A timeline of video clips from 1939 to a projected 2020 scenario provide a newly-invented background to the play which finds Prospero and Miranda on an island rebranded as ‘a deserted migrant camp.’
The aims of this joint venture between Untold Theatre and Yellowbelly Theatre in recognition of the 400th anniversary of Shakespeare’s death are entirely laudable. The play is ‘set against a backdrop of mass migration and political corruption’ with ‘fragments of verbatim journalism and striking digital projections’ which introduce and punctuate the play. A timeline of video clips from 1939 to a projected 2020 scenario provide a newly-invented background to the play which finds Prospero and Miranda on an island rebranded as ‘a deserted migrant camp.’ Along with attributed themes of ‘political unrest, racial division and ownership of land’, that is the link between the original play and this production which is ‘in response to the current migrant crisis’. It leaves an uncomfortable situation of being critical of the production while praising the intention. As the companies explain, ‘ We don’t have unlimited wealth or power to help people, so we chose to contribute our work.’
The five-strong cast each takes on two roles. With a three/two male/female split the decision to cast Prospero as female and change most of the gender-specific parts of the text accordingly seemed unnecessary and confusing without adding anything by way of new insight. Miranda remained female in both character and reality. This might have led to some particularly soft and endearing mother/daughter exchanges, if that is not being too stereotypical. Instead, both Aimee Kember (Prospero) and Jess Levinson-Young (Miranda) shouted vehemently at each other throughout most of the dialogues in an oddly angry interpretation of the text. Somehow they both managed to be more subdued and accessible as the drunken, jesting Trinculo and usurping Antonio respectively.
Missing from the cast list, for good reason, was the spirit Ariel, who is always an opportunity for creative and imaginative portrayal, and one not missed by director Will Hobby. Initially and ultimately the harpy was played as a chorus with lines spoken in unison or divided between members with the flighty movements suggested by hand-held blue lights. There was an appropriate air of enchantment and mystery in this device. A second, related portrayal as a projected plasma with recorded text also worked effectively, but suggested that one representation or the other throughout would have been preferable.

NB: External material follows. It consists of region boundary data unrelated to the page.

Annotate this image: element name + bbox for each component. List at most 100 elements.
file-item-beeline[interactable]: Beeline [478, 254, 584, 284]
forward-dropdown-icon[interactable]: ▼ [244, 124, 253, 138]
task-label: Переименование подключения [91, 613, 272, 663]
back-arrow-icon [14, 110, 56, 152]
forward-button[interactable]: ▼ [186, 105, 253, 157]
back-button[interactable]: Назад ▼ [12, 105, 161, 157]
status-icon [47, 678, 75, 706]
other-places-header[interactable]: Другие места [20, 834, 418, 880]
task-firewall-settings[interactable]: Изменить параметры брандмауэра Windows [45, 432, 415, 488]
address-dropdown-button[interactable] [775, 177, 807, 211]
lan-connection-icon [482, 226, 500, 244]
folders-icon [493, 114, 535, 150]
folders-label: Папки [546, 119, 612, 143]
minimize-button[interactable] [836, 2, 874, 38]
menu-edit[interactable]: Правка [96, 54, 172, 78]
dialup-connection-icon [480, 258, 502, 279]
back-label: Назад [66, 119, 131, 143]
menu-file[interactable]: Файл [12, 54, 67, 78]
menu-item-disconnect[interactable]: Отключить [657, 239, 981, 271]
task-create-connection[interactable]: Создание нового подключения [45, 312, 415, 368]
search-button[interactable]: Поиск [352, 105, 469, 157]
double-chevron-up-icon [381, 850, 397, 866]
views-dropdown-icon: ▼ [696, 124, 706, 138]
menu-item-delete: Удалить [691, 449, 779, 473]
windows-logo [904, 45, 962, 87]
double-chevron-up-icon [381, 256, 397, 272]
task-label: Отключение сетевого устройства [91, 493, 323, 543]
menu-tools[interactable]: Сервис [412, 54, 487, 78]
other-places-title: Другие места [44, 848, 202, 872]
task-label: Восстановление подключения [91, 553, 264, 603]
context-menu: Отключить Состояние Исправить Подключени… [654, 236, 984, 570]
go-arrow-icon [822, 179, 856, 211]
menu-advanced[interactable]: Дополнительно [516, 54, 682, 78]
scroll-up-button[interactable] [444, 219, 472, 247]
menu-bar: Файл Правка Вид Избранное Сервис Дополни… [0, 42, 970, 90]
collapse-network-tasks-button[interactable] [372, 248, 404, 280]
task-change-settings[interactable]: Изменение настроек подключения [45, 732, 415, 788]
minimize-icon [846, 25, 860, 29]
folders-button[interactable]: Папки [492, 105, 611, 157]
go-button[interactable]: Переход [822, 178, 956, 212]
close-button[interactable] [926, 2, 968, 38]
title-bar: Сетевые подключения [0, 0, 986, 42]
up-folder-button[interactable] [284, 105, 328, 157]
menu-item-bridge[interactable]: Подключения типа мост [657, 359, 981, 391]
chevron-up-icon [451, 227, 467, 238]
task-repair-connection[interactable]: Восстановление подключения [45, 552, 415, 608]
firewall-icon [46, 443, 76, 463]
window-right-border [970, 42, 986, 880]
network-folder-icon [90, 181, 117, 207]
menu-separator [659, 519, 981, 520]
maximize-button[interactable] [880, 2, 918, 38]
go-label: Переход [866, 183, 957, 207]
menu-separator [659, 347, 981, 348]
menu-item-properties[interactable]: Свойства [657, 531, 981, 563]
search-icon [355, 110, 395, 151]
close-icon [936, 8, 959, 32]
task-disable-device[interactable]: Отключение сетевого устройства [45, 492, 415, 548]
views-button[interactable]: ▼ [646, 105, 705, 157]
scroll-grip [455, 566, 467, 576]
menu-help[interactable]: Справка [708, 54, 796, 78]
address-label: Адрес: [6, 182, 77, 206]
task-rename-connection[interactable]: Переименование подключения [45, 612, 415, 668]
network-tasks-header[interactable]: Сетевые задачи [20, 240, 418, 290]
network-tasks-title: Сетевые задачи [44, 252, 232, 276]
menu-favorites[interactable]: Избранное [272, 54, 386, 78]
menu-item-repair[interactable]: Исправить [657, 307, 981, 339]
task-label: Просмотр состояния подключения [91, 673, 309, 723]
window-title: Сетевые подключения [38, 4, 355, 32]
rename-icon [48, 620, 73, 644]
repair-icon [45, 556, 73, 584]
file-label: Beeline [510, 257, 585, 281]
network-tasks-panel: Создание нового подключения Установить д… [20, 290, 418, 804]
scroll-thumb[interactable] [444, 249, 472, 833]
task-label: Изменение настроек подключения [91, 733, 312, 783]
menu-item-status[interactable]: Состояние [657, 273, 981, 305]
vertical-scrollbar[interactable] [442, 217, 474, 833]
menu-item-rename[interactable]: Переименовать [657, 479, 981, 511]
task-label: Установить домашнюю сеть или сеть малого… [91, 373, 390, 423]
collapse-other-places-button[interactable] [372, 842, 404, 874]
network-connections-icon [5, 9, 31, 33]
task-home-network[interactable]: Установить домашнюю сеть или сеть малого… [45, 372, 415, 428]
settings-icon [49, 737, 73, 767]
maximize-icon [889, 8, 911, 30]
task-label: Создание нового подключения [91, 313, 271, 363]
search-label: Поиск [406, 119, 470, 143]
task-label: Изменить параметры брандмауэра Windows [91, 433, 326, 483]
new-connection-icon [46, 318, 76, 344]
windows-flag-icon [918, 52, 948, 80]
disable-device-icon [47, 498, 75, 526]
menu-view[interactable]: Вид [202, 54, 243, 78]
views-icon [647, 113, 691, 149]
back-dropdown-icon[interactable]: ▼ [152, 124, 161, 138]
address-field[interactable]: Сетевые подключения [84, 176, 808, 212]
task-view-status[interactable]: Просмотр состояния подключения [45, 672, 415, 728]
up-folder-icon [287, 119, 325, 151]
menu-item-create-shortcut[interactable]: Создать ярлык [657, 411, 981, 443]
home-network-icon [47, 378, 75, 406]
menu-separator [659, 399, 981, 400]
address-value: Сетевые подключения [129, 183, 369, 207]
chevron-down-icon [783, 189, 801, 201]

As Ariel manoeuvres the characters so more is revealed about them. Matt Penson plays a delightfully innocent, sensitive and enamoured Ferdinand in contrast to his scheming role as Sebastian. Similarly, Joseph Rynhart’s Gonzalo is practical and understanding while his Stephano adds humour and inebriated entertainment, albeit with a highly affected and perhaps somewhat irritating fey voice. The cast’s ability to delineate characters continues with two fine interpretations from Will Hobby. He well conveys the anguish of the troubled and distressed Alonso, but it is as Caliban that he steals the stage, giving full vent to all the bitter excesses of the role.
The strive for meaning and characterisation in these performances often unnecessarily leads to a loss of the delightful poetry contained in Shakespeare’s late work; it demands more sensitivity and modulations of voice than was generally forthcoming. Overall, the play and the screening of contemporary issues seem to run in parallel rather than as an integrated piece, but undoubtedly the production heightens awareness of the plight of migrants and has given financial help. Before the last night, retiring collections had already raised £1500 for Doctors without Borders (Médecins Sans Frontières) and that alone is rewarding for everyone.